Comment expliquez-vous qu’il soit aussi difficile de réformer dans le sens que vous indiquez ?
Regardons les choses en face : les inégalités à l’école ne nuisent pas à tout le monde. Globalement, elles ne nuisent pas aux enfants des milieux favorisés, aux enfants d’enseignants, de journalistes, de cadres supérieurs et des élites dirigeantes. Le plus désolant sans doute, c’est que certaines politiques mises en œuvre répondent aux demandes des élites sociopolitiques, quel que soit par ailleurs leur positionnement politique, à droite, au centre ou à gauche. Celles-ci veulent conserver leur position dominante dans le système éducatif et ont un comportement qui vise plus à restaurer d’anciennes pratiques pour protéger leurs enfants qu’à refonder pour tous (redoublement, classes de niveau, examen de passage en sixième tant qu’on y est…).

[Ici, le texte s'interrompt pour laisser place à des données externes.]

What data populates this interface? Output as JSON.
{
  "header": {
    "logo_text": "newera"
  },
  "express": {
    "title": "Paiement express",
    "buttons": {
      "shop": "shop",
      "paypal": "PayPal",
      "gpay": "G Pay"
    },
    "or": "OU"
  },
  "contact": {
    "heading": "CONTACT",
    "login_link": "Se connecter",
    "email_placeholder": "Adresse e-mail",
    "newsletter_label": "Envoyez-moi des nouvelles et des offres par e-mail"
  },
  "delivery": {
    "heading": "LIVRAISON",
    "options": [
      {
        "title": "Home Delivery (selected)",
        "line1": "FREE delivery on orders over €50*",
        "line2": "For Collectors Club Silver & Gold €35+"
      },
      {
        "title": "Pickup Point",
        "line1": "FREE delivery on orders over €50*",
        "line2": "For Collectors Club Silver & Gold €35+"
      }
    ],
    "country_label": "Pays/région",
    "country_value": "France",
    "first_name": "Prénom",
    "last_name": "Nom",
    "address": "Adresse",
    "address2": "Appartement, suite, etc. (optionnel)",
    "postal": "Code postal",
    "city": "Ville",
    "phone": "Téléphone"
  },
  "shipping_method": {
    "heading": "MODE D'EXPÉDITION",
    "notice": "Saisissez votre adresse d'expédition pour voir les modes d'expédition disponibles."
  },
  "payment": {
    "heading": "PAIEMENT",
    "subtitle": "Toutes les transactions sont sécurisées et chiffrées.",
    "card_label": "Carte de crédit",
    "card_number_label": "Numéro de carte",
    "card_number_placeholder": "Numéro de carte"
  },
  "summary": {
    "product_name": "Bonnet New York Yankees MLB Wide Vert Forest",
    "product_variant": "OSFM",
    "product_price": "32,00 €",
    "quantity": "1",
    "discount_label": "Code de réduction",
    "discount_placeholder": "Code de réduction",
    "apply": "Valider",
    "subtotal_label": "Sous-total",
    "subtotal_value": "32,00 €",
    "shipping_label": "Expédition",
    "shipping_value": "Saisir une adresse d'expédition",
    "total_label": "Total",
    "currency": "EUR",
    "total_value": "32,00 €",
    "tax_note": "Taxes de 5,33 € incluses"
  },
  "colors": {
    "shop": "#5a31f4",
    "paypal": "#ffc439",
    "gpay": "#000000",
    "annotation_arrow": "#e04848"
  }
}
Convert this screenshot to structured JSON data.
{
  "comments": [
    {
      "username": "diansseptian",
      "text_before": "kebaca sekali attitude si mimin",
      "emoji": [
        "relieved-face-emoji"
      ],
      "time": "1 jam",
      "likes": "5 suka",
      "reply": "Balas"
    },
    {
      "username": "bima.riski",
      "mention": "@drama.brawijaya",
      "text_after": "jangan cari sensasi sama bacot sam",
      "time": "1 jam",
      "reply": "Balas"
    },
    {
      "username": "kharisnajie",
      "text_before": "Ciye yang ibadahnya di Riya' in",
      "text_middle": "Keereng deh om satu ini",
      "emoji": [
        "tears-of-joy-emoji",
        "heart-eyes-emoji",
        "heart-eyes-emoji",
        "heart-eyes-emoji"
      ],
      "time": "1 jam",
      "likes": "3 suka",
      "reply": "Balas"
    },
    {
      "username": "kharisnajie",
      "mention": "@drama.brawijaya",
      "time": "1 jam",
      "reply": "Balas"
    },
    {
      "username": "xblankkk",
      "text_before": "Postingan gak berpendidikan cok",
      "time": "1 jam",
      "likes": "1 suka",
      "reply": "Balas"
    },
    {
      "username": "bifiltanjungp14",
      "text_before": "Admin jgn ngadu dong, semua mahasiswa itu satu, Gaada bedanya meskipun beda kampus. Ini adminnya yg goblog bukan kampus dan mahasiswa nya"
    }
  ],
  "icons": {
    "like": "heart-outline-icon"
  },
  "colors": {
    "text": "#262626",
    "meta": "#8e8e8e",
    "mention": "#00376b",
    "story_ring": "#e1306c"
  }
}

Le problème, c’est que les bénéficiaires potentiels d’une politique éducative plus juste n’ont pas les moyens de se faire entendre. Les milieux populaires ne pèsent pas sur les politiques scolaires. Mais ils ne sont pas aveugles et ils voient clairement les injustices à l’œuvre dans notre école. Comment ne pas voir qu’il existe une véritable lutte de classe dans notre système éducatif ? Cette situation, mesurons-le, met en danger la cohésion de notre pays. Si nous n’allons pas résolument vers davantage de justice en faveur des plus démunis, nous courons le risque de voir surgir des mouvements sociaux qui ne se borneront pas à l’occupation de quelques ronds-points. Personne ne peut le souhaiter
Et nous ne répondrons pas à cette demande d’égalité sans un effort collectif de solidarité et, sans doute plus encore, de fraternité. Cela ne relève pas de la seule responsabilité de l’école. C’est Antoine de Saint-Exupéry qui disait « Une démocratie doit être une fraternité, sinon c’est une imposture ».